You just have to be willing to be uncomfortable. ”
She said it like it was simple. She said it like it was okay to not understand. She said it like she believed I could do it. Vulnerability was truly fucking terrifying, but I’ll be damned if I didn’t at least think about trying if it meant I’d feel anything but this.
Emerson made it worth it. Being in love also sounded scary, but being happy, healthy, and in love? Sounded kind of amazing.
Emerson would be home soon. Going to my apartment didn’t feel right, but being at his house also didn’t feel right. At least Emerson would be at his house, and I seemed to always want him, even though I didn’t think I wanted anyone at the moment.
Honestly, I wanted to be alone. But I didn’t at the same time.
It was late, and I’d had all day to think about what Iris said—which was a lot.
I thought about doing some stained glass to take my mind off of it, though I decided not to since that would mean going back to my apartment, rather than staying at Emerson’s house.
I heard the front door open and close from behind the living room couch I was sitting on, Emerson’s footsteps following soon after. He leaned over the back of the couch, kissing me on the top of my head. “Hi, baby.”
I didn’t take my eyes off my phone. “Hi.”
“I’m going to go shower real quick, and then I’ll join you. How was your day?”
Thinking about my day made me want to curl into a protective ball and never come out. “Fine.”
“Hmm. Well, we can talk more about it after my shower. I’ll make it quick.”

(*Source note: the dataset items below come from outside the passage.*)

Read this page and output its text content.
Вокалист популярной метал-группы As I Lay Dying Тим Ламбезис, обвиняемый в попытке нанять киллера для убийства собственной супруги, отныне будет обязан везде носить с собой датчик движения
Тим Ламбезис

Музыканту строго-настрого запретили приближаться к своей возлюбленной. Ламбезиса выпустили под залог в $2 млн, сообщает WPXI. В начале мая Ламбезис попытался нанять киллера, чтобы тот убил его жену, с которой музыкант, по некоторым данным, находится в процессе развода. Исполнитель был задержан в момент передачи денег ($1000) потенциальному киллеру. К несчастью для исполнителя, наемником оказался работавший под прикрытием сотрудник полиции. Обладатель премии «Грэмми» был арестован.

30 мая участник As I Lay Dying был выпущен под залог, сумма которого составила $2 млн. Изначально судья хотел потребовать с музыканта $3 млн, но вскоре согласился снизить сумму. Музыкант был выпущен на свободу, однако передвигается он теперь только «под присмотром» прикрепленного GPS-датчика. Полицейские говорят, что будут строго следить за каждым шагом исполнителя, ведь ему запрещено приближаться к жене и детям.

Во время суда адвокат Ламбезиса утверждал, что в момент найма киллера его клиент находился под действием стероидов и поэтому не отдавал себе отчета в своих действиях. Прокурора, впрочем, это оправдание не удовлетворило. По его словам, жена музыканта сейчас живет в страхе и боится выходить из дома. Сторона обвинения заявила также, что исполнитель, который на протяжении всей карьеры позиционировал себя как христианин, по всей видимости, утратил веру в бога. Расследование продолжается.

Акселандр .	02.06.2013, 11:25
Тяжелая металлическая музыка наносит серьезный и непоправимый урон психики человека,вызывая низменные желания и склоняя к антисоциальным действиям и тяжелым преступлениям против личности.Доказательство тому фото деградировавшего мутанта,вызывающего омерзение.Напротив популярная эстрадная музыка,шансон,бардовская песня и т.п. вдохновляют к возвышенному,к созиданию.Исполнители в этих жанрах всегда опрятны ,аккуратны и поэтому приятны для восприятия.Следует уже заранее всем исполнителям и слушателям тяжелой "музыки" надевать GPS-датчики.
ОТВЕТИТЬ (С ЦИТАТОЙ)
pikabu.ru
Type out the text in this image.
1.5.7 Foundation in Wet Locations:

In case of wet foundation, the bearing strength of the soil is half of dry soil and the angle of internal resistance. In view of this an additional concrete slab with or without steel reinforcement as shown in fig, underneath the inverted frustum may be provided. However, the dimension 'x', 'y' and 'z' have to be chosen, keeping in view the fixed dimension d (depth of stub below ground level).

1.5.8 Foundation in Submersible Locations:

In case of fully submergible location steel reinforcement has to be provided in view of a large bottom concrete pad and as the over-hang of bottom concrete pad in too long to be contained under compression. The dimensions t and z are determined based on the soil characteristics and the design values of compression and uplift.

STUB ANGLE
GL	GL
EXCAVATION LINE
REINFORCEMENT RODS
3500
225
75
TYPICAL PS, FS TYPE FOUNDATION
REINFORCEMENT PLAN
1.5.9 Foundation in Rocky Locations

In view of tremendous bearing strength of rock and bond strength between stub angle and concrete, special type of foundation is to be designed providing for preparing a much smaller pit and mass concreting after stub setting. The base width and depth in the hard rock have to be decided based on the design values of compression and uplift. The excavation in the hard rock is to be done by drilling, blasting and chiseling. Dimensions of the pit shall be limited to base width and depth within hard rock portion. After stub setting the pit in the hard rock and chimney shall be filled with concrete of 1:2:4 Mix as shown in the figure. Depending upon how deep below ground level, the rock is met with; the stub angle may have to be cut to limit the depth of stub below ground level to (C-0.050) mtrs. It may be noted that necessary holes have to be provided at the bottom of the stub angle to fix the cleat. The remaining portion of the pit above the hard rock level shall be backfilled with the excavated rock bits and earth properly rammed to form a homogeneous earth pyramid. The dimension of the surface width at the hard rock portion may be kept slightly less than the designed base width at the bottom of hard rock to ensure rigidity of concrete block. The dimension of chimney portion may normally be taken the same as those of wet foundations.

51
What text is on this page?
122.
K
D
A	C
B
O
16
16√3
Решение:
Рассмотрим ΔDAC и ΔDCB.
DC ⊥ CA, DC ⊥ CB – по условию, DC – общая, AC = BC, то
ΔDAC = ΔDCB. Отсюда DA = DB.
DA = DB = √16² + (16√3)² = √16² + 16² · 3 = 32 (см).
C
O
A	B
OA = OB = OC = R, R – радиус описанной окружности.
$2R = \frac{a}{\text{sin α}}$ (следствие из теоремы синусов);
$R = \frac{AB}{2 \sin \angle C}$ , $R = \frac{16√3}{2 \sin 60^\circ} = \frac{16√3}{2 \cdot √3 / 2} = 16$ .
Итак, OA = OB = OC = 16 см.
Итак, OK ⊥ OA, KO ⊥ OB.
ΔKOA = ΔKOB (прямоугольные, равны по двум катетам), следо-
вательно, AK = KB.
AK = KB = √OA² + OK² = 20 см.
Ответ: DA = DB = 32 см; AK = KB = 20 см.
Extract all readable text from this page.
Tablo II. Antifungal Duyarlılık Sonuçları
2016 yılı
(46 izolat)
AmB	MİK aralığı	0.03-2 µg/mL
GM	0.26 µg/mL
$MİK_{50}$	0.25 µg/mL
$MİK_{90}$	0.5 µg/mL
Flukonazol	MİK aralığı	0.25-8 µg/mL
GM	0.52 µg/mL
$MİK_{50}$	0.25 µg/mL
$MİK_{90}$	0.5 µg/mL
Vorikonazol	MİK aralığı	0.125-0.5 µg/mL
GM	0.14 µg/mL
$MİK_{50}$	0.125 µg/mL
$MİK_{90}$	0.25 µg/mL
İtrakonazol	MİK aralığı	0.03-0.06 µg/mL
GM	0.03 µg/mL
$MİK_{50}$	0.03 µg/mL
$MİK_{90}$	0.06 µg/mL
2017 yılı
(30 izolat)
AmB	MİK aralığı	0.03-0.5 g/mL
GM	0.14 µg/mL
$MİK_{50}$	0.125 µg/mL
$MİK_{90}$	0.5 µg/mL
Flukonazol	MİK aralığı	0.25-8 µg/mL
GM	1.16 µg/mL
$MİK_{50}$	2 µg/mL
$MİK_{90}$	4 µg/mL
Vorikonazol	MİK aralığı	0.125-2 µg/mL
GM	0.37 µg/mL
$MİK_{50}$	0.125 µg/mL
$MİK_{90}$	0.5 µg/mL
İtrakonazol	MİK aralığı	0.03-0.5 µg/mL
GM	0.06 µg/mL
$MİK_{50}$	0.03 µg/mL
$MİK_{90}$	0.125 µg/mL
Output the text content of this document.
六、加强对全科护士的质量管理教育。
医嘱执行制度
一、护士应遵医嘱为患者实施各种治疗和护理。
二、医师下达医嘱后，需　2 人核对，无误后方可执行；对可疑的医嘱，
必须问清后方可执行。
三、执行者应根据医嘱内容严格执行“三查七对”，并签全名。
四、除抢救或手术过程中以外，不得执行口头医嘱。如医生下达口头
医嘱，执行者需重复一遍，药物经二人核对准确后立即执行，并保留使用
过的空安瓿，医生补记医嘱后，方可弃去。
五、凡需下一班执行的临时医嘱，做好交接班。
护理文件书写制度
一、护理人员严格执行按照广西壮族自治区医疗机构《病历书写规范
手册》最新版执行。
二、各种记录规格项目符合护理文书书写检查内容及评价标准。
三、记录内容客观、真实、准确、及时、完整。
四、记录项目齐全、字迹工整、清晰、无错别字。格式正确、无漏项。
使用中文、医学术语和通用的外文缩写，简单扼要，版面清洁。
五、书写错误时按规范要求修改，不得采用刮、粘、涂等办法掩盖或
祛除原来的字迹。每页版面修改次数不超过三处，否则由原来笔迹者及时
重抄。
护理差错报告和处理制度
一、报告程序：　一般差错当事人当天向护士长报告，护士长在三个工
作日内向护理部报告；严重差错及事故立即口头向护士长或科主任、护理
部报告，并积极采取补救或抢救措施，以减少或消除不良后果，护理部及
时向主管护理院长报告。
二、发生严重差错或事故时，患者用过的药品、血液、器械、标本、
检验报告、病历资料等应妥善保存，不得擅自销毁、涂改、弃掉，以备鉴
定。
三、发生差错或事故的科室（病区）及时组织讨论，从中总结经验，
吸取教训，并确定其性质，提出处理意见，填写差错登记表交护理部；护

“I’m not the shower police, Em. You can bathe for however long you want. Doesn’t matter to me.”
He’d been rubbing my shoulder with one of his hands. It stopped entirely after I’d spoken, Emerson pausing for a second. “Alright. You be good while I’m gone.”
I rolled my eyes. “What am I gonna do? Start a fire in your absence because I can’t be left alone for more than five minutes?”
“I was just joking around, brat. Think about dinner. I can cook tonight.”
I didn’t say anything as he walked away to shower. I couldn’t think of anything important to add to that, knowing that anything I did say would just be some flavor of bratty or just plain rude.
Thinking about dinner was the last thing I wanted to do.
The shower started in the distance as Emerson washed his day away, while I was stuck wallowing in mine with no way out.
It was all in my head, most of it still not making much sense, yet all the sense in the world, and somehow, that made it ten times worse.
Not being able to see the grime, despite being knee-deep in it.